Sixty-nine killed in attack in southwest Niger, says government

Gunmen killed 69 people including a mayor in an attack in a remote area of southwest Niger, the interior minister said on Thursday, part of a wave of violence against civilians that has swept the country this year.

>>Reuters
Published : 5 Nov 2021, 03:00 AM
Updated : 5 Nov 2021, 03:00 AM

A delegation led by the mayor of Banibangou was ambushed on Tuesday about 50 km (30 miles) from the town, near the border with Mali. The area is overrun by militants associated with a local affiliate of Islamic State that has killed hundreds of civilians in rural communities this year.

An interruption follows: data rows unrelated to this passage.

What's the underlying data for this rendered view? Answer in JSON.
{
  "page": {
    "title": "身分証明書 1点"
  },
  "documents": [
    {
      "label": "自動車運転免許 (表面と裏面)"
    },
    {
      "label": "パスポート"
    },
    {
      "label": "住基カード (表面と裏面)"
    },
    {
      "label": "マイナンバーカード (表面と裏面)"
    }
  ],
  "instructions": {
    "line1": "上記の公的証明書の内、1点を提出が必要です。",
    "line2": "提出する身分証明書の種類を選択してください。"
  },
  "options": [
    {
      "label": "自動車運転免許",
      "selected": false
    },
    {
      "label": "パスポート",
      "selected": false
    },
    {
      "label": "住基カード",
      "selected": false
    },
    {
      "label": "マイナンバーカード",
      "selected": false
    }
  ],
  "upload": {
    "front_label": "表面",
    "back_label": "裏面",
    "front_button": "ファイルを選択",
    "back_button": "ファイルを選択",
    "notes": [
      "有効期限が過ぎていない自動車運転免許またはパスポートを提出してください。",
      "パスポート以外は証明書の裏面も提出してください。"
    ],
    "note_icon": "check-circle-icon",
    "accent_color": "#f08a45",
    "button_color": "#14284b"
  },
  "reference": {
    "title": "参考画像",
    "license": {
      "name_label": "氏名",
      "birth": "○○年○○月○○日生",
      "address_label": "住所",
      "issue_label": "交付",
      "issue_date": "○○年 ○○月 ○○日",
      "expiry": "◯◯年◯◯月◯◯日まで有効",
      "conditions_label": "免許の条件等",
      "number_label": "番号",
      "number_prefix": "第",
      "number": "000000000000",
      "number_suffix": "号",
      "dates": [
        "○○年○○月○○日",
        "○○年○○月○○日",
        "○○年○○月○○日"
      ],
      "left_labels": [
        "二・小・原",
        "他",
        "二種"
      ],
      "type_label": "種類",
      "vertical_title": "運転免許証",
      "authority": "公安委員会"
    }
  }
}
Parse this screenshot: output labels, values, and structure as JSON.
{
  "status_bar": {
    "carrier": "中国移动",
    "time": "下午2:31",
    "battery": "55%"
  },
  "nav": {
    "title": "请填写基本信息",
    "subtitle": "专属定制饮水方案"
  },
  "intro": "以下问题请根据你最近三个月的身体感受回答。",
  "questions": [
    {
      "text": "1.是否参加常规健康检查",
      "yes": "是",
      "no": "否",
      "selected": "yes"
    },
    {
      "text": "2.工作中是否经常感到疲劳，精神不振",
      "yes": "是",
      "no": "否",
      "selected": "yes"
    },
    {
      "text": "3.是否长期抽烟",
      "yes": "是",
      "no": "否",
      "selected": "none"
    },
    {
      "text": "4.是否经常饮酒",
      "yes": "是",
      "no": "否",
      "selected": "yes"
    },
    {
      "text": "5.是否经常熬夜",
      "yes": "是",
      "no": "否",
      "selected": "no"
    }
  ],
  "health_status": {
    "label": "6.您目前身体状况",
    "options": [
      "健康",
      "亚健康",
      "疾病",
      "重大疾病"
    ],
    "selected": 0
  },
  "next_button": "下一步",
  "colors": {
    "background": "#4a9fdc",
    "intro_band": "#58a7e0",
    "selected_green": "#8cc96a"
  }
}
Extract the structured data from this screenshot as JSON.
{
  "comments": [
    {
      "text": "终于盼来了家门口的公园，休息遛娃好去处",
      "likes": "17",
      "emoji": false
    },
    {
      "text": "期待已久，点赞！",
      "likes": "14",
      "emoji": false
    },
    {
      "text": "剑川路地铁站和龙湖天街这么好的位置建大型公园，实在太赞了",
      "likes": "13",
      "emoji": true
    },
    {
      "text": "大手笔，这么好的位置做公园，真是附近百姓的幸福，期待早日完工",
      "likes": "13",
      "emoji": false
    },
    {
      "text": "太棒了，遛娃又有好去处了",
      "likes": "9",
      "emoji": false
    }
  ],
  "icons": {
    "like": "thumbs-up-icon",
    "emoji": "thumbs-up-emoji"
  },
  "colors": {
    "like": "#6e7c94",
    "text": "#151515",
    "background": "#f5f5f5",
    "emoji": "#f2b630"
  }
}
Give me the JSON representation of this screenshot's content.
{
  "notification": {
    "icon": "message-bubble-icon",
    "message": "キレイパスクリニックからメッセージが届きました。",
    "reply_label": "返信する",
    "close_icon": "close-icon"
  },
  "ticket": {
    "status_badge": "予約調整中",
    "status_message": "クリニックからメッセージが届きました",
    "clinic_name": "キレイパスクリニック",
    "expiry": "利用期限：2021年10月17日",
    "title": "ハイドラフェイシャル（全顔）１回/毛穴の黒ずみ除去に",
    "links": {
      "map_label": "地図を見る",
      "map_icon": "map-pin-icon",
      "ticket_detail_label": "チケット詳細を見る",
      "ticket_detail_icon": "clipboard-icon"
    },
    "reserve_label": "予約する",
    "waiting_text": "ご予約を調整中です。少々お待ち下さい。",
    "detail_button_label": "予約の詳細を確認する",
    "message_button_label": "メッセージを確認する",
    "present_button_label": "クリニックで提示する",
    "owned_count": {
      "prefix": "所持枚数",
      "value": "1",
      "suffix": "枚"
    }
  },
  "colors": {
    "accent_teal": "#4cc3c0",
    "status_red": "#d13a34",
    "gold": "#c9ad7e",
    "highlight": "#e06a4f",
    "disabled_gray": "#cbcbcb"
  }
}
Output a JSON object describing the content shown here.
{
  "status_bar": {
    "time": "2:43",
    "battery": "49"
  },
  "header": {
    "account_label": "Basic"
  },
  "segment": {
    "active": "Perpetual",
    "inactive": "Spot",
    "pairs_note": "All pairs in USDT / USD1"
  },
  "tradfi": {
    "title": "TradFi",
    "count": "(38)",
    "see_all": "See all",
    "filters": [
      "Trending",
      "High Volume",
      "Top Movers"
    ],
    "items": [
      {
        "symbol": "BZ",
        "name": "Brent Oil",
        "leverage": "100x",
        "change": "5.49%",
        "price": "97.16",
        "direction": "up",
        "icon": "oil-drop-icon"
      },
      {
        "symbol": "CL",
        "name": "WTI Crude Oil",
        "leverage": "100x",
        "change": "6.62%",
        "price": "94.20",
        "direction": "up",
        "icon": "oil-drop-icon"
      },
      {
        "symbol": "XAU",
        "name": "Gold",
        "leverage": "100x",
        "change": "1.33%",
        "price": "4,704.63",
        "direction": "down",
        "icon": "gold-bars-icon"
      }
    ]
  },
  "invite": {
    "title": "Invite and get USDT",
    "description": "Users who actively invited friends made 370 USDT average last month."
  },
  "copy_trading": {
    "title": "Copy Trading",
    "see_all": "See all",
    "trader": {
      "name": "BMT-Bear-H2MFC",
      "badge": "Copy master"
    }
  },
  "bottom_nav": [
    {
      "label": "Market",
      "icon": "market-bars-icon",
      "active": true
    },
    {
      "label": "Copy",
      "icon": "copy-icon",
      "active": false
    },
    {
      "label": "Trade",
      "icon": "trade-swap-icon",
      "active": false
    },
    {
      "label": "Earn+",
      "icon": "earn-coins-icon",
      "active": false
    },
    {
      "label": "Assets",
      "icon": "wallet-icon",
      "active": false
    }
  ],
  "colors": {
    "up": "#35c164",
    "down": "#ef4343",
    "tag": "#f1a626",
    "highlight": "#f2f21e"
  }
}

Fifteen people survived and a search operation was underway, Interior Minister Alkache Alhada said on state television. No group claimed responsibility for the attack.

A poverty-stricken, arid zone of West Africa encompassing the borderlands of Niger, Mali and Burkina Faso has been racked by violence in recent years as armed groups, some linked with al Qaeda, have sought to establish control over communities and rid the region of local and international military forces. Thousands of civilians have been killed and millions have been displaced.

Not including Tuesday's violence, Islamist groups have killed more than 530 people in attacks on civilians in the frontier regions of southwest Niger this year, over five times more than in all of 2020, according to data provided by the Armed Conflict Location & Event Data Project, a consultancy which tracks political violence.

In August, militants carried out a string of attacks in the area, including one in which 37 people were killed.

The militants frequently target local officials including mayors, village chiefs and religious elders in an effort to destabilise communities, leaving them vulnerable to extortion and attack. Hundreds of such officials have been killed or abducted since the beginning of 2018.